Maze Rats, a slender, versatile little rules system by the Questing Beast a.k.a. Ben Milton, is OSR simplified: Instead of the traditional six attributes that feel so indispensable to DnD-purists, it distills them down to three: Strength, Dexterity, and one mental stat called Will. Intelligence is asked only of the player, never of the character.
Maze Rats claims to be based on Into the Odd, although other than the three attributes and the OSR-spirit I see little overlap. They are both excellent, inspiring systems, but like ItO Maze Rats is its own full game, and even inspired other projects.

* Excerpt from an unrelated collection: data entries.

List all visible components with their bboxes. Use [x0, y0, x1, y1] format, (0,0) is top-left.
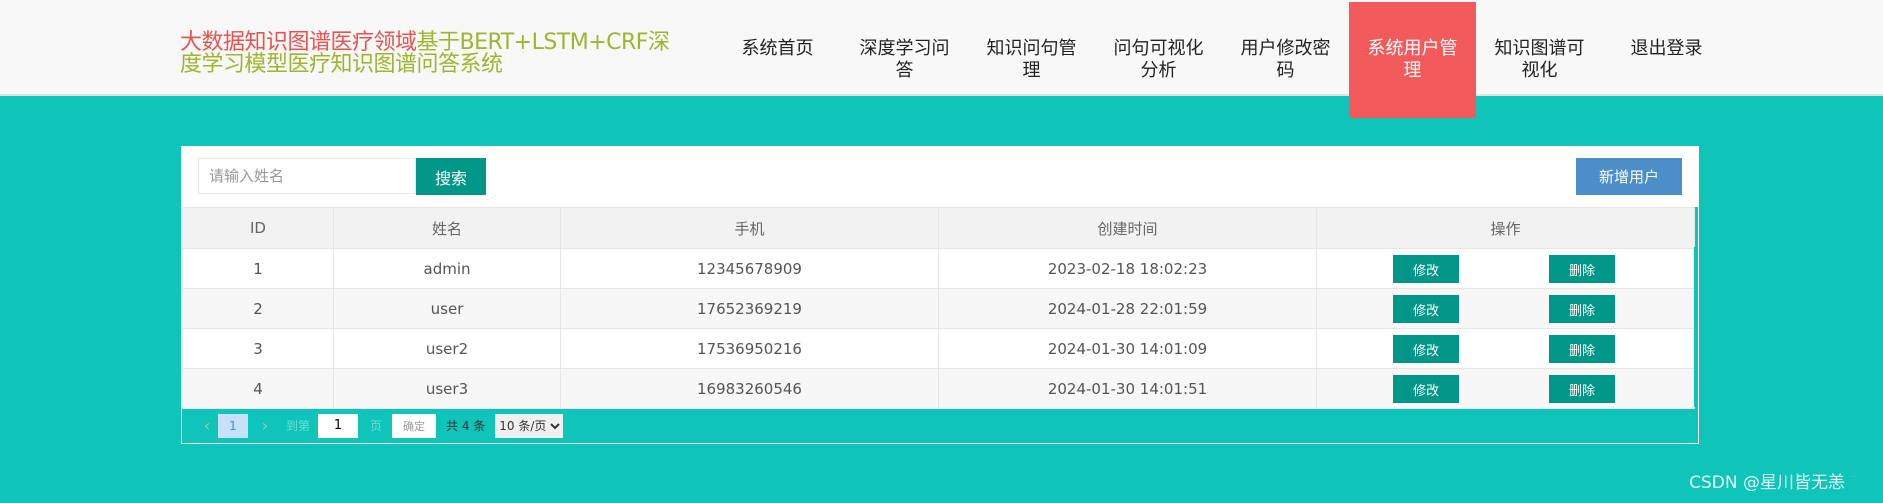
nav-home[interactable]: 系统首页	[714, 2, 841, 118]
chevron-right-icon[interactable]: ›	[254, 416, 276, 435]
search-button[interactable]: 搜索	[416, 158, 486, 195]
delete-button[interactable]: 删除	[1549, 255, 1615, 283]
page-unit-label: 页	[370, 419, 383, 433]
page-size-select[interactable]: 10 条/页	[495, 413, 564, 438]
cell-phone: 17536950216	[560, 328, 939, 369]
delete-button[interactable]: 删除	[1549, 375, 1615, 403]
cell-actions: 修改 删除	[1316, 288, 1695, 329]
table-row: 1 admin 12345678909 2023-02-18 18:02:23 …	[182, 248, 1695, 289]
cell-id: 2	[182, 288, 334, 329]
cell-actions: 修改 删除	[1316, 328, 1695, 369]
top-header: 大数据知识图谱医疗领域基于BERT+LSTM+CRF深度学习模型医疗知识图谱问答…	[0, 0, 1883, 118]
nav-question-management-label: 知识问句管理	[986, 38, 1077, 81]
edit-button[interactable]: 修改	[1393, 335, 1459, 363]
user-table: ID 姓名 手机 创建时间 操作 1 admin 12345678909 202…	[182, 207, 1695, 409]
nav-logout[interactable]: 退出登录	[1603, 2, 1730, 118]
column-header-id: ID	[182, 207, 334, 249]
cell-phone: 16983260546	[560, 368, 939, 409]
page-button-current[interactable]: 1	[218, 413, 248, 438]
column-header-created: 创建时间	[938, 207, 1317, 249]
cell-name: user2	[333, 328, 561, 369]
goto-page-input[interactable]	[318, 413, 359, 438]
delete-button[interactable]: 删除	[1549, 335, 1615, 363]
total-count: 共 4 条	[446, 419, 486, 433]
nav-user-management-label: 系统用户管理	[1367, 38, 1458, 81]
nav-question-management[interactable]: 知识问句管理	[968, 2, 1095, 118]
nav-deep-learning-qa[interactable]: 深度学习问答	[841, 2, 968, 118]
nav-question-visualization[interactable]: 问句可视化分析	[1095, 2, 1222, 118]
cell-id: 1	[182, 248, 334, 289]
cell-phone: 12345678909	[560, 248, 939, 289]
delete-button[interactable]: 删除	[1549, 295, 1615, 323]
cell-phone: 17652369219	[560, 288, 939, 329]
table-toolbar: 搜索 新增用户	[182, 147, 1698, 207]
cell-actions: 修改 删除	[1316, 368, 1695, 409]
pagination: ‹ 1 › 到第 页 确定 共 4 条 10 条/页	[182, 408, 1698, 443]
nav-change-password[interactable]: 用户修改密码	[1222, 2, 1349, 118]
table-row: 3 user2 17536950216 2024-01-30 14:01:09 …	[182, 328, 1695, 369]
goto-confirm-button[interactable]: 确定	[392, 413, 437, 438]
column-header-name: 姓名	[333, 207, 561, 249]
cell-id: 4	[182, 368, 334, 409]
name-search-input[interactable]	[198, 158, 416, 194]
cell-created: 2024-01-28 22:01:59	[938, 288, 1317, 329]
cell-actions: 修改 删除	[1316, 248, 1695, 289]
nav-deep-learning-qa-label: 深度学习问答	[859, 38, 950, 81]
goto-label: 到第	[286, 419, 311, 433]
cell-name: user3	[333, 368, 561, 409]
column-header-actions: 操作	[1316, 207, 1695, 249]
cell-name: admin	[333, 248, 561, 289]
table-header-row: ID 姓名 手机 创建时间 操作	[182, 207, 1695, 249]
table-row: 2 user 17652369219 2024-01-28 22:01:59 修…	[182, 288, 1695, 329]
main-nav: 系统首页 深度学习问答 知识问句管理 问句可视化分析 用户修改密码 系统用户管理…	[714, 2, 1730, 118]
site-title: 大数据知识图谱医疗领域基于BERT+LSTM+CRF深度学习模型医疗知识图谱问答…	[180, 32, 670, 76]
table-row: 4 user3 16983260546 2024-01-30 14:01:51 …	[182, 368, 1695, 409]
column-header-phone: 手机	[560, 207, 939, 249]
cell-created: 2023-02-18 18:02:23	[938, 248, 1317, 289]
watermark: CSDN @星川皆无恙	[1689, 473, 1845, 493]
nav-logout-label: 退出登录	[1630, 38, 1703, 59]
cell-name: user	[333, 288, 561, 329]
nav-user-management[interactable]: 系统用户管理	[1349, 2, 1476, 118]
edit-button[interactable]: 修改	[1393, 375, 1459, 403]
edit-button[interactable]: 修改	[1393, 255, 1459, 283]
nav-change-password-label: 用户修改密码	[1240, 38, 1331, 81]
nav-graph-visualization-label: 知识图谱可视化	[1494, 38, 1585, 81]
table-scrollbar[interactable]	[1694, 247, 1698, 407]
cell-id: 3	[182, 328, 334, 369]
nav-question-visualization-label: 问句可视化分析	[1113, 38, 1204, 81]
edit-button[interactable]: 修改	[1393, 295, 1459, 323]
user-table-panel: 搜索 新增用户 ID 姓名 手机 创建时间 操作 1 admin 1234567…	[181, 146, 1699, 444]
cell-created: 2024-01-30 14:01:51	[938, 368, 1317, 409]
chevron-left-icon[interactable]: ‹	[196, 416, 218, 435]
cell-created: 2024-01-30 14:01:09	[938, 328, 1317, 369]
add-user-button[interactable]: 新增用户	[1576, 158, 1682, 195]
nav-graph-visualization[interactable]: 知识图谱可视化	[1476, 2, 1603, 118]
nav-home-label: 系统首页	[741, 38, 814, 59]
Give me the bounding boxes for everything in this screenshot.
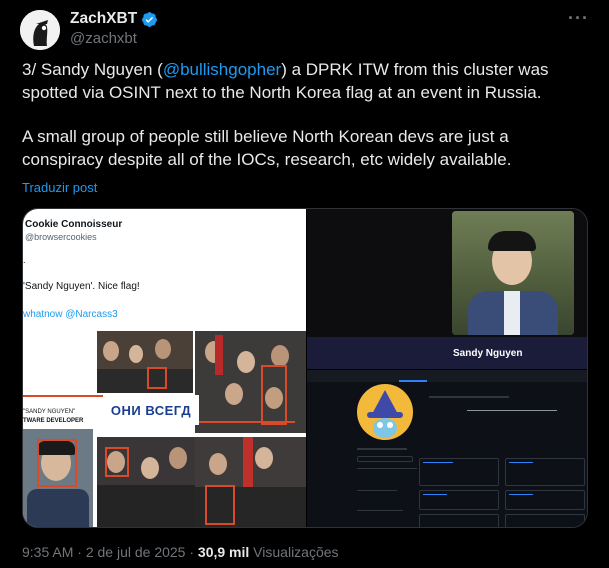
quoted-dot: . — [23, 255, 26, 265]
wizard-avatar-icon — [357, 384, 413, 440]
detective-avatar-icon — [20, 10, 60, 50]
crowd-photo-3 — [97, 437, 195, 527]
views-label: Visualizações — [249, 544, 339, 560]
tweet-paragraph-1: 3/ Sandy Nguyen (@bullishgopher) a DPRK … — [22, 60, 549, 102]
quoted-account-name: Cookie Connoisseur — [25, 219, 123, 230]
tweet-text: 3/ Sandy Nguyen (@bullishgopher) a DPRK … — [22, 59, 582, 171]
tweet-header: ZachXBT @zachxbt ··· — [16, 8, 593, 50]
views-count: 30,9 mil — [197, 544, 250, 560]
photo-caption-name: "SANDY NGUYEN" — [23, 409, 76, 415]
sandy-profile-photo — [452, 211, 574, 335]
tweet-paragraph-2: A small group of people still believe No… — [22, 127, 512, 169]
sandy-photo-left — [23, 429, 93, 527]
photo-caption-role: TWARE DEVELOPER — [23, 418, 84, 424]
media-right-top-profile: Sandy Nguyen — [307, 209, 587, 369]
banner-text: ОНИ ВСЕГД — [103, 395, 199, 425]
verified-badge-icon — [142, 11, 158, 27]
more-horizontal-icon[interactable]: ··· — [568, 8, 589, 29]
quoted-links: whatnow @Narcass3 — [23, 309, 118, 320]
post-date[interactable]: 2 de jul de 2025 — [86, 544, 186, 560]
author-handle[interactable]: @zachxbt — [70, 30, 137, 47]
author-name[interactable]: ZachXBT — [70, 10, 137, 28]
crowd-photo-1 — [97, 331, 193, 393]
tweet-footer: 9:35 AM · 2 de jul de 2025 · 30,9 mil Vi… — [22, 544, 339, 560]
media-left-screenshot: Cookie Connoisseur @browsercookies . 'Sa… — [23, 209, 306, 527]
crowd-photo-4 — [195, 437, 306, 527]
post-time[interactable]: 9:35 AM — [22, 544, 73, 560]
author-avatar[interactable] — [20, 10, 60, 50]
quoted-account-handle: @browsercookies — [25, 232, 97, 242]
profile-name: Sandy Nguyen — [453, 348, 523, 359]
tweet-media[interactable]: Cookie Connoisseur @browsercookies . 'Sa… — [22, 208, 588, 528]
quoted-text: 'Sandy Nguyen'. Nice flag! — [23, 281, 140, 292]
media-right-bottom-github — [307, 370, 587, 527]
translate-post-link[interactable]: Traduzir post — [22, 180, 97, 195]
crowd-photo-2 — [195, 331, 306, 433]
mention-link[interactable]: @bullishgopher — [163, 60, 281, 79]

If your character runs into trouble, the core mechanic for saving throws is 2d6 to overcome 10. That is a safe with pretty abysmal odds. A success is only 17% likely, but it can be bettered with attribute scores (0, +1 or +2) and advantage (the 2 best of 3 dice). Still: The odds are often long. The objective of the players is to prevent a roll as a matter of course. In finest OSR-fashion the best run is one where good planning and careful stacking of advantageous conditions, using every means in your possession, to make rolling the dice superfluous.
Combat is harsh — especially on level 1. Beginning characters have only 4 hit points, and while the normal target number is 10, in combat we hit on a 6. Another stark OSR-chord: Don’t get hit! It is best to avoid combat, and if you have to confront a foe, make sure you hit first and with superior numbers.
Armour works differently than in DnD. Since attack rolls and damage rolls are one in Maze Rats (speeding up combat but adding an element of simple math), it simultaneously makes it more difficult to hit armoured foes and reduces the damage they take.
Say one thing about Maze Rats, say it is simple and short. The main rules all fit on one standard printer page. The rest: character generation, magic, monsters, and other details are mainly a number of random 2d6 tables. One significant distinction to other magic systems is its randomness: magic users don’t study scrolls and spell books during breakfast, they are inspired: A number of random spell names right out of a handful of 2d6-tables equip them with… something. That something can be a ball of lava, but it can also be a bubble key. In other words: It forces magic users to get creative. To balance their risk to be stacked with a bunch of useless skills, they have no real limits when it comes to any mundane task. Magic users are just regular guys and girls who happen to know a spell or two. Otherwise they can ride, shoot, slice or climb just like any other person, which is very refreshing if you need a break from weakling bookworms lugging huge tomes of wisdom through the ruins.
No clue how your character should be? Maze Rats has you covered. In the time it takes to roll 2 dice ten times, you have a character with a name, a horrible fashion style, scars, a speech impediment, and an assortment of weapons, ready to go succeed or die.
Really, these tables can help you whenever you are stuck in character generation, be it for a game or for writing that novel you always wanted to start. You can populate a town with them.
We spoke of means in your possession earlier. The rules allow to choose, but they also suggest to leave the content of your backpack to chance. An assortment of things with various value and even more various use can be rolled on another 2d6 table, and like in Into the Odd, what you have in your possession, if horn, button, mirror or an old doll, goes a long way giving you options and shaping your tactics.
In fact, there are so many 2d6-tables detailing Inn names, buildings, wilderness structures and plants, potions, books, traps, etc, that it is entirely possible and sometimes even desirable, to pull whole adventures or even campaigns, landscapes, treasures and unique monsters right out of these randomizers. Versatile tables that can – and should – be used in any RPG, if you like to let yourself be surprised now and then.
It is hard to miss: I like Maze Rats a lot. So much, in fact, that I am worried about the follow-up-project “Maze Knights”, because I cannot imagine how it should improve on this perfect gem.
One last thing: Maze Rats has roughly one A4 page of GM advice, and it is basically the golden core of the best of the best GM tips. So, enough fanboi-talk, or you will not believe me. Just go and try it: If you like the OSR style, you will like Maze Rats.